Level Up Observability for SolarWinds Orion with New Relic (Part 2)

Operations professionals, site reliability engineers, and anyone else who lives and breathes the practice of systems monitoring, take pride in knowing what to monitor, both through experience and the shared knowledge of like-minded professionals. With expertly crafted alerts, thresholds, dynamic baselines, and other elegant solutions, they deftly defy the gremlins that stalk uptime and performance goals using data collected at intervals typically ranging from 60 seconds to 15 minutes. 

What if there was a better way?

Zack Mutchler is a monitoring practitioner with years of experience as both an operator and professional services consultant. After spending over 5 years as a SolarWinds Community MVP and working with hundreds of SolarWinds customers globally, Zack joined New Relic, focusing on enabling fellow Ops engineers to level up their observability.

This two-part blog series (read part 1) explores why you’d want to improve your observability with SolarWinds, and how to do it.

As an engineer, you understand that it doesn’t matter what you think you know—it matters what you can prove with data. You have tons of data at your fingertips, sourced from various cloud and on-premises technologies, as well as from various monitoring and logging tools you’ve deployed across your environment.
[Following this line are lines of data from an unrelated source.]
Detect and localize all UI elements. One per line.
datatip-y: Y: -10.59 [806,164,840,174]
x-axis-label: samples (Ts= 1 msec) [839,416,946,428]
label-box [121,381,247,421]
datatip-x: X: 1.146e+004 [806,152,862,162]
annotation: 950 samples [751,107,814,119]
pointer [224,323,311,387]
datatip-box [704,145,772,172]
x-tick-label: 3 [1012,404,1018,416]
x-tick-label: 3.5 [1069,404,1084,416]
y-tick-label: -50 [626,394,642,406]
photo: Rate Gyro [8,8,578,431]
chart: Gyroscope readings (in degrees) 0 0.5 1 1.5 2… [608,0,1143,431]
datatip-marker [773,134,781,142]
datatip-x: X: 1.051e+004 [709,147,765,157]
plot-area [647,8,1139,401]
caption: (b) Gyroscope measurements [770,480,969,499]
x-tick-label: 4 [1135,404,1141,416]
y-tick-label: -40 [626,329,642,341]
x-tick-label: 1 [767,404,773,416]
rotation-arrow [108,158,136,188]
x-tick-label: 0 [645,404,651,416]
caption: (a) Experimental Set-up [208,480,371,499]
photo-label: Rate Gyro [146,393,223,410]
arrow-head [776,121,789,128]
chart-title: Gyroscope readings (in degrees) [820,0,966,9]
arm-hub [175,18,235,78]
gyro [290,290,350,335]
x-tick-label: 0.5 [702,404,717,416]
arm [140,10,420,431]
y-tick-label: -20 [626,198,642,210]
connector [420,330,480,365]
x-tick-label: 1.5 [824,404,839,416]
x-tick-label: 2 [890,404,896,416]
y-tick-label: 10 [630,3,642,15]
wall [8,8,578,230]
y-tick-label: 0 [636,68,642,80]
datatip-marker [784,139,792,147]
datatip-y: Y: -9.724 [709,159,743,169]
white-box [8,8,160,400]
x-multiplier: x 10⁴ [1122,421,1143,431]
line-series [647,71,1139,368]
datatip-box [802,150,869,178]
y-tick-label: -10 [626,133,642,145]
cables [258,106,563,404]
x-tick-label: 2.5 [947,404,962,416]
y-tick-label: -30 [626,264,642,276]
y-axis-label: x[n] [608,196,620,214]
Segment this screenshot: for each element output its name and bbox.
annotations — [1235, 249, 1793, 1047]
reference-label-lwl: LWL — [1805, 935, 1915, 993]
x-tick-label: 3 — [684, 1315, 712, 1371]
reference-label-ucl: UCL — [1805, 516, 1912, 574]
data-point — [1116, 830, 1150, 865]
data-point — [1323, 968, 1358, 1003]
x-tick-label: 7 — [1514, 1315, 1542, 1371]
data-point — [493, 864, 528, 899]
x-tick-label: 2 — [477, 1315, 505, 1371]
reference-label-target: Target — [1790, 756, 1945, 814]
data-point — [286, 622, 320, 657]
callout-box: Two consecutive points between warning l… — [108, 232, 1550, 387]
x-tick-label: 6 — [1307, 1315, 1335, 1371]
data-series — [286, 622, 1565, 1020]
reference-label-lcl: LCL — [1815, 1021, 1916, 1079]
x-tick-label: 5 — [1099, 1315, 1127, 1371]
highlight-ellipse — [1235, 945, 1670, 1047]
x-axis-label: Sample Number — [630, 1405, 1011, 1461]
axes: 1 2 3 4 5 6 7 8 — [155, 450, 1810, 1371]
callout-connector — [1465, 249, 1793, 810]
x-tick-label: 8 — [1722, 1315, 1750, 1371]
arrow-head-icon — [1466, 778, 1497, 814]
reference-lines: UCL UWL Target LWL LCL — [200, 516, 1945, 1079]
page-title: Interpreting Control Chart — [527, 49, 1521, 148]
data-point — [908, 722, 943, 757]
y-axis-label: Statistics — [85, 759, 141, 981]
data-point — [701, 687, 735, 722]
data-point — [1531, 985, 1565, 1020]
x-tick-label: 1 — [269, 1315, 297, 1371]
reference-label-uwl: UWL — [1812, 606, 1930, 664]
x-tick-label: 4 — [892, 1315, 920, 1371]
Siloed data, while common, causes a lot of pain for teams working to improve their triage and incident response processes.

Now add in siloed teams, each with their own toolsets, and it’s no wonder precious error budgets quickly disappear when chaos strikes—as each team spins its wheels against a ticking clock.

In most cases, this is where we turn to monitoring; but where monitoring tells us WHEN problems occur, observability tells us WHY and WHERE they exist and allows us to start asking questions we didn’t know we needed to ask. This is especially helpful in modern environments, from small office remote sites, to traditional data centers, and into cloud spaces where newer software architectures and the ever-expanding landscape of cloud native technologies are creating solutions in ways we could have never imagined.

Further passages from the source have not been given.